National Energy Grid

The electricity powering your computer as you read this may well have been generated at some power plant several hundred miles away, less than one second ago. How did it get from there to you? You can thank some very interesting properties of electricity itself - and "The Grid," which is the largest machine ever built by humans. Yes, the interconnected electric transmission grid in North America is one of the largest and most complex man-made systems ever assembled. "The grid consists of billions of components, millions of miles of wire, and thousands of generators," stated Thomas Overbye, a University of Illinois professor of electrical and computer engineering. "Failures in one location can quickly propagate through the system and affect millions of customers with losses reaching billions of dollars."

The whole idea of electricity flowing on "The Grid" wouldn't work at all without the unique property of electricity being able to travel down whatever path provides the least resistance, kind of like water running downhill. One can think of the grid as if it were a huge network of hoses that carry water (similar to a giant sprinkler system), which is connected at many points so that the water in one hose can flow into another. When water is pumped into any of the interconnected hoses, it becomes available to the entire system. This imaginary giant network of hoses holds a cumulative reservoir of water.

Well, the electric power grid is a giant network of thick aluminum wires (transmission lines) that holds a reservoir of electricity. The individual watts in any one of those wires might have come from any of the generating stations pumping power into the grid. Types of generation stations today include those that use coal, natural gas, oil, nuclear, hydropower, and non-hydro renewables. All of which pump the power they generate into the grid.

Substations are the crossroads on the grid, which take in the high-voltage juice from these transmission lines, redirect some of it back out onto other high-power lines, and transform some of it into lower-voltage power that goes into a distribution network that usually runs along the streets and finally into your house. Yes, every time you turn on anything plugged into the wall, you are drawing electrical power from the Grid, at the speed of light - 186,000 miles per second.

Because there is no mechanism to efficiently store electrical energy, total electrical generation must equal total load plus losses at all times. This continual matching must occur even as the load on the transmission grid constantly varies. This along with the finite capacity of components on the grid, and the difficulties to quantify the capabilities to transfer power, can easily create problems that may affect larger areas of the grid. Efficient management of electricity markets, where congestion on a single element can affect thousands of other elements and/or power transfers, continues to be a significant challenge.

Dispatchers at the approximately 150 grid control stations spread across the United States and Canada are constantly monitoring the grid for tiny variations in the frequencies of the electrical energy in the transmission system. By monitoring the variations, they know how to adjust things so that the demand for electricity from consumers, along with the supply from the generators, always matches. Balance of the electrical forces in the grid is vital to protect it from failure.

Too much electricity flowing over a transmission line can cause it to heat up and sag. This condition can permanently diminish the wire's capacity to carry electricity. If a line gets too hot - sags too low, it can cause reliability and safety problems, and the line may have to be taken out of service.
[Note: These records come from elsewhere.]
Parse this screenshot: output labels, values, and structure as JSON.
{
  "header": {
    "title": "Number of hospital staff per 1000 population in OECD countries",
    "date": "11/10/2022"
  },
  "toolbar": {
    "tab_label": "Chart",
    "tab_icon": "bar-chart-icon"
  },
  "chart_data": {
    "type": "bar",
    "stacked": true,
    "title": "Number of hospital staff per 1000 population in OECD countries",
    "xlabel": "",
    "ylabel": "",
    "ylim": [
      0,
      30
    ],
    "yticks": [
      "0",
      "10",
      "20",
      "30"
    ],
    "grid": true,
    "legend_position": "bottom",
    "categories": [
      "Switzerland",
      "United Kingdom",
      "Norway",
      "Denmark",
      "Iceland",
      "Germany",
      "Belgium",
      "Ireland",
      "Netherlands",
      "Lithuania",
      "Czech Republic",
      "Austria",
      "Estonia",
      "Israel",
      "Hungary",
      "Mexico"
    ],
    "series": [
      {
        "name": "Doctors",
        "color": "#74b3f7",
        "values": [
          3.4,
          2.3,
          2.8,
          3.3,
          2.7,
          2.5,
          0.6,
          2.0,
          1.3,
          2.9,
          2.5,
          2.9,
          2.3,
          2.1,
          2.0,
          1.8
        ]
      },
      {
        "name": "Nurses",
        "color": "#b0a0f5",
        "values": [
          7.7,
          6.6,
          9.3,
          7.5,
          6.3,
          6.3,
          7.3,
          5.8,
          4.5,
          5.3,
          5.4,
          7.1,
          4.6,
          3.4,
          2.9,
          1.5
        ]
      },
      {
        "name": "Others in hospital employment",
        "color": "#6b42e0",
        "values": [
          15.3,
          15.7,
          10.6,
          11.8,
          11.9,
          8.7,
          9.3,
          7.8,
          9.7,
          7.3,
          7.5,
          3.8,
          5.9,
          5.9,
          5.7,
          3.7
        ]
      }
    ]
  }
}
When that happens, the electricity from that line suddenly flows into all the other interconnected paths. They in turn, can get hotter and sag. Hence, if conditions exist that makes even one line on the Grid too hot, a sudden imbalance between supply and demand occurs, which can have a domino effect on the whole system. A sudden loss of one major transmission line or a substation due to a storm or other unforeseeable event, can trigger chain reactions on the Grid. The resulting imbalance will typically trigger switching and safety equipment to protect the system from overheating.

Too much demand and not enough supply can also lead to an imbalance. This condition may cause a voltage collapse, which can also result in downing a major section of a regional grid. Voltage is like the pressure that pushes the electricity through the wire. If the voltage is strong at the power plant where energy is being generated and pumped on the grid, but weak at the other end where too many customers are all drawing power from the grid, an imbalance in voltage between one end and the other occurs, which interrupts the smooth electromagnetic field in a transmission system for efficient flow of electricity.

Since the balance between supply and demand is so important, bringing the Grid back online after a big shutdown is more than a matter of just flipping a switch. Dispatchers have to restore the system one transmission line at a time, so they don't suddenly shock things with more supply than there is demand.

As the demand for electric power continues to increase, and the power industry becomes increasingly more competitive towards deregulation, knowledge concerning the capacity and constraints of the electrical generation and distribution system will become a commodity of great value. This, along with the new tools being developed for the grid, and the way that the power industry as a whole is changing to accommodate Open Access business practices and security concerns, is certainly providing many new challenges for the largest and most complex man-made system ever assembled - The Grid.